Hacker News new | ask | show | jobs
by osipov 1857 days ago
There is nothing here but a promise. Back in the day we called this "vaporware".
4 comments

I don't think it's vaporware but the blog post with all these big claims like 1000 more powerful than BERT (based on our arbitrary cherry picked metric) makes one cringe.

Here's my guess: Some team under web search trained a large Transformer based model but with some adjustment here but now on a massive dataset from the crawled web pages using tons of TPUs. It made an incremental improvement to the search quality metrics and was shipped to production.

We sort of already know that these models scale in such a way that a model with 1000 times the parameters is, indeed, 1000 times more powerful. We haven't found a ceiling effect yet, so the onus is on the skeptics. These things scale.
According to the scaling laws it scales on a log scale.
It's Schrodinger's vaporware. We'll find out some years from now. In Perl 6's case, what, 12 years after the announcement?
Except this is Google not some startup.
Vaporware also happens with established companies.
Like IBM's Watson after Jeopardy.
What vaporware has come out of Google Brain? In fact, they've been publishing ground-breaking research after ground-breaking research that's completely changed the entire field in recent years.
After seeing Alpha* solve Go, Chess, and protein folding in the past ~3 years, I think it would be pretty silly for your prior to be discounting any Google AI project as vaporware.

Their models accomplish ridiculously powerful things. Tbh I think it's far _more_ likely the answer is "this is crazy powerful, but the engineers didn't feel like writing a blog post about it, and the marketing team hasn't figured out how to monetize it yet".

If there's anything SoTA AI researchers love and have experience doing it's writing blog posts and papers explaining how.

The lack of details makes me think they're either hiding a new technique they'd rather keep secret because it provides a competitive advantage, or that it's really only a marginal improvement over existing NLP models (or an ensemble of them with nearly no improvement on any given metric) and the 1000x improvement is on a metric that no actual ML scientist would respect.

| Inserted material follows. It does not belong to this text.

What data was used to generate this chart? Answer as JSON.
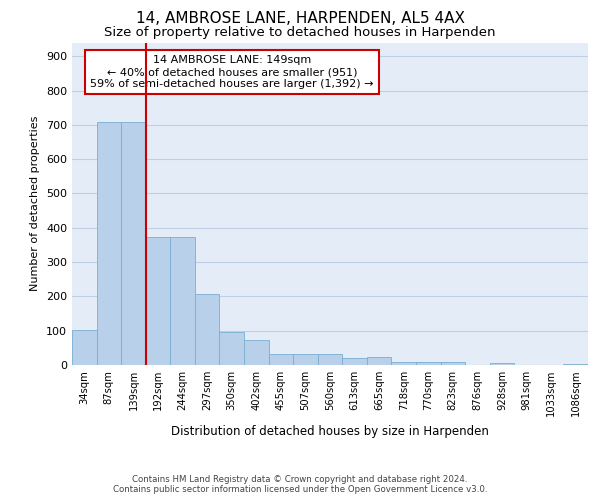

I don't have the slightest bit of information about Google's AI team to know if those are the only two options and if so which is more likely.

It's not a secret at all. Transformer models scale. Big models are powerful. Everyone knows this. Google can afford to train very big models. It's not a new technique. I think the issue here is that people are uncomfortable with the idea of AI models displaying scale relativity.
Big model also means lots of data, including lots of unfiltered garbage used in training. Nobody can manually review so much data, all they can do is automated filtering at this scale. So this means the model has a large attack surface and it is going to be used to do something bad and shame itself when put together with critics determined to find those gaps.

We have seen in the last few months attacks on Google Translate, GPT-3 and other language models from the PC crowd, including the famous AI Ethics firings. It's just tricky to show it in this climate.

The PC crowd don't believe language is fair and concepts neutral, instead saying they are an expression of systems of power. So language models are a natural target for them because they could amplify biases against their identity groups.

I find this critique hasty especially because big language models are nascent technology. We shouldn't throw away the baby with the bath water!

The PC crowd is right. Language encodes our cultural beliefs, and many of them are pretty rotten. But how do you update a culture's shared set of beliefs? Banning words is a symbolic exercise. What we tend to do instead is that we tell stories and share perspectives. We learn to empathize.

Figuring out how to feed language models with diverse sources of information is a tough challenge, but not impossible. I share Gebru's concern about "stochastic parrots".

I'll take logical reasoning over "stories" any day.

And calling language model "parrots" is flouting. Many people worked for decades to reach that accomplishment, here come the critics to shit all over it.

> But how do you update a culture's shared set of beliefs?

It's not the place of AI models to do activism, and it's a slippery slope leading to AI based inquisition. Take a look at how China uses AI to oppress their own people.

I think showing the model would immediately trigger the critics to nitpick it like the famous "He is a doctor. She is a nurse." case, so they just don't show it until they figure out a way to avoid that. Moreover, language models are easy to trick into politically incorrect conversations and porn. AI Dungeon's GPT-3 was writing lots of porn, for example.